The joke is custom-made for men, for whom blood in clothing often results from sport or war. But blood in clothing and laundry, for women, is a fact of life.
WE HAVE TRAVELLED A LONG JOURNEY in coming to understand the way that blood works in bodies. The things we can do with blood seem nothing short of miraculous. We know how to withdraw it, how to break it into its main parts (red blood cells, white blood cells, platelets, and plasma) in a centrifuge. We store it safely and transport it around the world. We treat and analyze it to ensure that it is free of diseases. We carry out millions of transfusions each year around the planet. We employ dialysis to clean the blood of a person whose kidneys don’t work. We manufacture insulin and a variety of pills to help diabetics maintain acceptable levels of sugar in their blood. We have developed artificial blood-clotting products designed to prevent people from dying of bleeding disorders.
But there are still countless ways that our blood can betray us. As much as our blood works to regulate itself and help repair or maintain the health of our bodies, it can also circumvent its own rules, turning on us in potentially lethal ways. We have bleeding problems s
uch as hemophilia and von Willebrand disease, cancers of the blood or bone marrow such as leukemia and lymphomas, and disorders such as anemia and sickle-cell disease, in which blood fails to carry oxygen properly from the lungs to the rest of the body. Blood disorders affect millions of North Americans each year, straddling all boundaries of age, race, sex, and socio-economic status. In addition, we are facing an epidemic of diabetes, a disease manifested by a surplus of sugar in the blood. When sugar (or glucose) levels remain too high — either because the pancreas is not producing insulin or because the insulin is unable to do its proper job in controlling blood sugar levels — the body begins to break down. In the worst-case scenario, nerve endings fray, body extremities have to be amputated, organs begin to fail, and the patient dies.
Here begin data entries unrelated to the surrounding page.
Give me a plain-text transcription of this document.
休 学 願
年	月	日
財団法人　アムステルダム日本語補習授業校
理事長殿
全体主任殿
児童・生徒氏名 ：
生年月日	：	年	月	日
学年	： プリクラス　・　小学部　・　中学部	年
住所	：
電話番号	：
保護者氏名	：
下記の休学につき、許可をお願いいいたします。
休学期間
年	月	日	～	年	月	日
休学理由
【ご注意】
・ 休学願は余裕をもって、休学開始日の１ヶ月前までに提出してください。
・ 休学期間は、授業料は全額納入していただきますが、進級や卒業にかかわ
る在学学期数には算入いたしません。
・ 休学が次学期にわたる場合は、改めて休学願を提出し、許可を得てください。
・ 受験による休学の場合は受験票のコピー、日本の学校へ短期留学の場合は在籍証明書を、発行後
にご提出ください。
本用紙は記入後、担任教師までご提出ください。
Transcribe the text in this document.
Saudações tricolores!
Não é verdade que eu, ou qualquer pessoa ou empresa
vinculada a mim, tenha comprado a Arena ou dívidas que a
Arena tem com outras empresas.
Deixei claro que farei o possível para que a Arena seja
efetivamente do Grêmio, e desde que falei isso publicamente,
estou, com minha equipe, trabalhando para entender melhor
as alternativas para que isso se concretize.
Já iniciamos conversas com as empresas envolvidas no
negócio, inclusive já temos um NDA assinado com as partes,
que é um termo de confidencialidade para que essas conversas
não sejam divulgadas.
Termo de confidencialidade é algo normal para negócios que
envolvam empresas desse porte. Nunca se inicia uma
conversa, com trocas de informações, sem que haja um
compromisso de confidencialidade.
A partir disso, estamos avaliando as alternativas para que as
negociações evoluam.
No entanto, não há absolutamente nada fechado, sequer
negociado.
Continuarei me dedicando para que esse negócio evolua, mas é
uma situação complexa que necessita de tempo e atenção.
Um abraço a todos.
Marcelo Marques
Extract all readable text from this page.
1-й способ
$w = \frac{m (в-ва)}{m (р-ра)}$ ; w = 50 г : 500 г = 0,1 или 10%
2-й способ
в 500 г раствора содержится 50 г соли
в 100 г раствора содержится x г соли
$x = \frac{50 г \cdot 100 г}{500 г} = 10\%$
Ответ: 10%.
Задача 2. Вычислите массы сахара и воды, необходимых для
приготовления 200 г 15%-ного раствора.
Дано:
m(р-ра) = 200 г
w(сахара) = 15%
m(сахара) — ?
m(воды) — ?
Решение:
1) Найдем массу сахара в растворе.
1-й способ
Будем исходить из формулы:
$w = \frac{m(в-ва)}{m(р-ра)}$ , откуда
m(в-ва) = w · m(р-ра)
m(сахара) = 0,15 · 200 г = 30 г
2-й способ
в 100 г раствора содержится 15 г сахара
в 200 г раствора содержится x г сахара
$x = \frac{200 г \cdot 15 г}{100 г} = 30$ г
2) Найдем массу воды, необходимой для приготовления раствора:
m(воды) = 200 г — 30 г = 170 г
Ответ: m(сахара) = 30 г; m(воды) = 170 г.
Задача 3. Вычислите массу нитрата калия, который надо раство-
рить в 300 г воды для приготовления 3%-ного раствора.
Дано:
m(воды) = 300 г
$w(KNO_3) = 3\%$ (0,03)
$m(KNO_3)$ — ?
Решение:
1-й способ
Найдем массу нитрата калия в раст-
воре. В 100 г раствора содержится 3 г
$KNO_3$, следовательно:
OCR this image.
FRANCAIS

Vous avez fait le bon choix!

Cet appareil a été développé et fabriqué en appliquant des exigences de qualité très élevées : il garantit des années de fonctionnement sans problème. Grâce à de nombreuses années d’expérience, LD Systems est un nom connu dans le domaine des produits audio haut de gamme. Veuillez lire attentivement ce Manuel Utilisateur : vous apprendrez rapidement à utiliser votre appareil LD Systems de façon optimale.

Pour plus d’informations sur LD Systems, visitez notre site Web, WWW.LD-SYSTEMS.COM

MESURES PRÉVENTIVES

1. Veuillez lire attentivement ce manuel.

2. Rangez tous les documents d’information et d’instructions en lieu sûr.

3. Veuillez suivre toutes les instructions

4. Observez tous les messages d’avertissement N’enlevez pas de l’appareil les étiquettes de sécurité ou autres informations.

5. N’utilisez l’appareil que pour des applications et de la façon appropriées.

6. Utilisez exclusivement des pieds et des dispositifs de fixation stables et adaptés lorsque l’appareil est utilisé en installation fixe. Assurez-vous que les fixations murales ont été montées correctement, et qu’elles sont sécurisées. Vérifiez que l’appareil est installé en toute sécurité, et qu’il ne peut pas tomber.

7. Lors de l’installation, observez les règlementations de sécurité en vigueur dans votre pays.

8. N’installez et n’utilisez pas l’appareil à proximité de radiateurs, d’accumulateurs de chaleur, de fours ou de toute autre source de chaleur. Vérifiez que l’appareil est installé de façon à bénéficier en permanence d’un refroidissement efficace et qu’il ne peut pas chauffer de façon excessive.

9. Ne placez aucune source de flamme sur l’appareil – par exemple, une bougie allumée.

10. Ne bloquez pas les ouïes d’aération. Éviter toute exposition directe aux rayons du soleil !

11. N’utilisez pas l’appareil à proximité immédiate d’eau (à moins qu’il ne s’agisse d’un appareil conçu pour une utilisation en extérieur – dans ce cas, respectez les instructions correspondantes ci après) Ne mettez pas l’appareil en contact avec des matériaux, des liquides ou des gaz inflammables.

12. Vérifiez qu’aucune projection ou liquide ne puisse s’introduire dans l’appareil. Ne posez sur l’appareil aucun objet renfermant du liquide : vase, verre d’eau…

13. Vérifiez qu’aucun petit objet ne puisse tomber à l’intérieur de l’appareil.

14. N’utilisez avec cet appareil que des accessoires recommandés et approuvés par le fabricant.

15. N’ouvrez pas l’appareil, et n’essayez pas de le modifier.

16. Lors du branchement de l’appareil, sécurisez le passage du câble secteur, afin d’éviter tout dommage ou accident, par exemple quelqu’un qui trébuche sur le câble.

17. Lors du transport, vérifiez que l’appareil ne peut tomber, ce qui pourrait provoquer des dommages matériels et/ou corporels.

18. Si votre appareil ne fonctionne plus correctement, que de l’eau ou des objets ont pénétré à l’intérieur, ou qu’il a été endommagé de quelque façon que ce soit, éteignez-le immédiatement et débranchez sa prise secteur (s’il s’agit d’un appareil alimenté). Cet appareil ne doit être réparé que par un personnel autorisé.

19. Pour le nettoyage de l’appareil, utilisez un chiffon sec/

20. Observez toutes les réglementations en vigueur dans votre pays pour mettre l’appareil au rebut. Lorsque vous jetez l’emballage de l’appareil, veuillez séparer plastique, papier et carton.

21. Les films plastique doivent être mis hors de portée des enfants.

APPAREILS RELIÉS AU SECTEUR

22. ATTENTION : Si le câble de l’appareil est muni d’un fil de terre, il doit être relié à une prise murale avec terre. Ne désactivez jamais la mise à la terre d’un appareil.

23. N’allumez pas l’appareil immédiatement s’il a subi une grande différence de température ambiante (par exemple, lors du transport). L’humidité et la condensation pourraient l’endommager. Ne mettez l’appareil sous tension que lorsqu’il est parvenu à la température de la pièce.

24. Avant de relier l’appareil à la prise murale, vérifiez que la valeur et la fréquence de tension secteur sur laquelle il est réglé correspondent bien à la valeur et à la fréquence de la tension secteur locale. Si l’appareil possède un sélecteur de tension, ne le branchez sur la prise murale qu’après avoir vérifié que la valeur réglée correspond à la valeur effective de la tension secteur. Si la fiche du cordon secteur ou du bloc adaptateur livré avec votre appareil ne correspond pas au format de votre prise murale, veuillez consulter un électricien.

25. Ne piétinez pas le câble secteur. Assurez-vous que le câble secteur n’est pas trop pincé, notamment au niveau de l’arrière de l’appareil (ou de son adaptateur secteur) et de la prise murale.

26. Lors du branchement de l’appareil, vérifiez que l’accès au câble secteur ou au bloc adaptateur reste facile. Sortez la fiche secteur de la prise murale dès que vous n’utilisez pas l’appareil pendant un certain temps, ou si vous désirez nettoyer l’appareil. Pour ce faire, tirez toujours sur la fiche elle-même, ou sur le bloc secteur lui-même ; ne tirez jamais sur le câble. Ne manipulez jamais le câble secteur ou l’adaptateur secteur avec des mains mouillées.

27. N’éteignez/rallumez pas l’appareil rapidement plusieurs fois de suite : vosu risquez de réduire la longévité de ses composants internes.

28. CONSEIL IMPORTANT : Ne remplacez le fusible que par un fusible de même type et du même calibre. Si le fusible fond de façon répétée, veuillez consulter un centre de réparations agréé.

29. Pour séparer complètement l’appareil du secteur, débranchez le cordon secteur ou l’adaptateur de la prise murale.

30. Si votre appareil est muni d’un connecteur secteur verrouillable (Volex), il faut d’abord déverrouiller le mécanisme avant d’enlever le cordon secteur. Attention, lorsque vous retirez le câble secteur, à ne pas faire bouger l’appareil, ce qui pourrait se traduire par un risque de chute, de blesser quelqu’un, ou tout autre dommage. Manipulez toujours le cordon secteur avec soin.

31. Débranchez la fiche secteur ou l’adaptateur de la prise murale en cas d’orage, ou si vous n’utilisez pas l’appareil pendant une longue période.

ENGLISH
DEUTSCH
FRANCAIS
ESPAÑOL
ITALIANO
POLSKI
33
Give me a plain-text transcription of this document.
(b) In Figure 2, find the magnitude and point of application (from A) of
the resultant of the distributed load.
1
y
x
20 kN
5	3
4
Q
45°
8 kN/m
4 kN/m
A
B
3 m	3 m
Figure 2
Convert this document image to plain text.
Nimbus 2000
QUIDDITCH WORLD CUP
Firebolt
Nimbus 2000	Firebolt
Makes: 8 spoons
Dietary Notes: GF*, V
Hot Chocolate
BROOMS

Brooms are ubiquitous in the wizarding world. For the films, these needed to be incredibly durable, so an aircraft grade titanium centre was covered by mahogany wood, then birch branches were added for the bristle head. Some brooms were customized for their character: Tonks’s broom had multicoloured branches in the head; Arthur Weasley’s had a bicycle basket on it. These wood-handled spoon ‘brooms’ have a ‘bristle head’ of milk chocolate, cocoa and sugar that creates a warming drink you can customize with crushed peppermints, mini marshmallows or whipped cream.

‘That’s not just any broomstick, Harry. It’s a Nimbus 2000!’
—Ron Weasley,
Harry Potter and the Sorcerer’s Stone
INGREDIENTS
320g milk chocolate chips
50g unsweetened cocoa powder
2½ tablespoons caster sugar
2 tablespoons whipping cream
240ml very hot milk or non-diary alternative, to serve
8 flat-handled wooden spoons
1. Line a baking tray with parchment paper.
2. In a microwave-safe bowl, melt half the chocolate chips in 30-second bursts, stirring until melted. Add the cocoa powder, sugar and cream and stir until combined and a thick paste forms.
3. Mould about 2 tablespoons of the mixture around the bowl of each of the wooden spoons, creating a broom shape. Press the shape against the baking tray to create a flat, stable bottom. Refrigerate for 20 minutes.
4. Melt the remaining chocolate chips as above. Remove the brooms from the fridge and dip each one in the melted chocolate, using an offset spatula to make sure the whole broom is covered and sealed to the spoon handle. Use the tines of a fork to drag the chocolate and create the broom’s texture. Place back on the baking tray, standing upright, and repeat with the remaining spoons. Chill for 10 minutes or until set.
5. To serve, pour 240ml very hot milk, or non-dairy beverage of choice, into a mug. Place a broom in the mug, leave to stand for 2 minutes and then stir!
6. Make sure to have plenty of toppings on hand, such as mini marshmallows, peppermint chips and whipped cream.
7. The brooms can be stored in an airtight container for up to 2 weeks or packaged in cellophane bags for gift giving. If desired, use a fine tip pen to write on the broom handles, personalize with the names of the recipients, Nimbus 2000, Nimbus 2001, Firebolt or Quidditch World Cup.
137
An exogenous agent can also corrupt blood. Your body doesn’t choose to break down, but a foreign visitor forces it to do so. This can take place through a variety of means, such as sex, blood transfusions, the use of infected needles, and mosquitoes.
In 1989, I was working as a volunteer with Crossroads International in the landlocked country of Mali, in West Africa, when I became aware that I was sick, and nauseated, and feverish, and that my bones were aching terribly. How to describe the symptoms: it felt like the worst flu I’ve ever had. I had been faithfully taking Aralen, an anti-malarial prophylactic — the most awful-tasting pill I have ever put in my mouth, by the way — but it did not prevent me from acquiring malaria. It is possible, however, that it kept the disease from becoming fatal. I took refuge in the house of my good friends Francine and Pierre Baril in Bamako. I let them take care of me, and I believe I took some quinine. Other than that, I lay under a ceiling fan and drank lots of water and waited out the flu-like symptoms. They held me in their grip for about a week, and then they let go, and I recovered.